Foremost we want children to develop a love of reading, through sharing high quality books with adults. We want our children to understand that books help us to learn about the world, the past and to learn new words, and that fiction books can put them in imaginary worlds full of adventure and excitement.
Children leaving Reception should be able to confidently read the phonemes that have been taught, and blend them together to read decodable words, including words with consonant blends and polysyllabic words. Children should also recall the non-decodable words taught, by learning them by rote.
By the time children leave Reception we want them to confidently be able to segment words containing the GPCs that have been taught, and be able to write them using the correct formation of the letter shapes, holding the pencil with a tripod grip. Children should also be able to write simple phrases dictated by an adult, using spaces between words and remembering how to spell some of the non-decodable words that have been taught.
Some children who become confident at transcribing may begin to compose their own sentences and write them during child-led learning parts of the day.
Each Reception class has a reading area stocked with high quality fiction and non-fiction books. Books are also threaded throughout the environment, such as a non-fiction book about buildings and structures in the construction area. When learning about particular topics, books will be a central part of the learning and shared with children by an adult, who can pose questions to access further thinking and learning about the topic. We have books in baskets both inside and outside so children can bump into books, and we ask members of the community to come into school to read to small groups of children in our library, to allow the children opportunities to ask questions and explore language in small groups.
We use a synthetic phonics program, ‘song of sounds’ to teach children to learn to read and write. We match our home reading books closely with regular assessment of the sounds children have learnt.

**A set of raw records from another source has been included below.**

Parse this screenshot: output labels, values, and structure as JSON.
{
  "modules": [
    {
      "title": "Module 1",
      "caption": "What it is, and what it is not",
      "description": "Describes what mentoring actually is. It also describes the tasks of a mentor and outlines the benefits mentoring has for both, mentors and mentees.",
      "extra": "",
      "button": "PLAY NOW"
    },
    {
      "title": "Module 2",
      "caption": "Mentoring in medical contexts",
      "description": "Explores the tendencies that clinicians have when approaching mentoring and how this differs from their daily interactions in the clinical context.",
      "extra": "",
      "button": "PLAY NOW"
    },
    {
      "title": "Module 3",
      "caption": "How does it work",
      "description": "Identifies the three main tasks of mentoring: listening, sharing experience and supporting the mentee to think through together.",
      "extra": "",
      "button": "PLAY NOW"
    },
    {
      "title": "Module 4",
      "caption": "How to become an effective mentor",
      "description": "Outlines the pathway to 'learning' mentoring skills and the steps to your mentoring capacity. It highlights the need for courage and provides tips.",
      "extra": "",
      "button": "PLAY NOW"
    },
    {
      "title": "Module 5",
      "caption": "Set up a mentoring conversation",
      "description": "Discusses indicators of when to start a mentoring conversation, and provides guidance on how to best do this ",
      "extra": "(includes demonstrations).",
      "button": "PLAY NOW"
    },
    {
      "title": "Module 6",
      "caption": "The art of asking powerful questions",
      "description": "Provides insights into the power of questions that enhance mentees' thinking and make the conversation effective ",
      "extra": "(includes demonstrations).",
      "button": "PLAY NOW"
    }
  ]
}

Children take part in daily drawing club sessions which focus on quality texts though a variety of different media such as video clips, stories, poetry and oral tales. Children learn words and actions with an ambitious vocabulary linked to the drawing club story which are interwoven in daily learning, this vocabulary is revisited again many times to ensure new words have been remembered.
Usually two thirds of our children entering reception have yet to develop a tripod grip, in order to help children develop with their pen grip and ability to write we use a whole class gross motor program to help strengthen the arm and core muscles, and some children are identified as needing further support take part in a OT programme. Particular children are also identified for a fine motor skill intervention which focuses on developing the muscles in the wrists, hand arches and fingers. Our outdoor environment has been set up to include opportunities for developing physical strength in each area, and our inside learning environment supports the development of fine motor development in each area.
We begin teaching children how to write the GPCs that have been learnt through our phonics program, focusing heavily on the letter families and correct formation. This takes place as an adult led activity with careful monitoring of each individual child. Adults intervene rapidly when children are not forming the letters correctly to try and minimise the wrong formation being learnt. As the children progress we move to writing CVC words and then captions and phrases.
Children make rapid progress in reading, and close monitoring of their progress allows us to intervene quickly if children are not progressing as they should. In writing children move steadily through our planned curriculum, and timely interventions support children to develop their motor skills.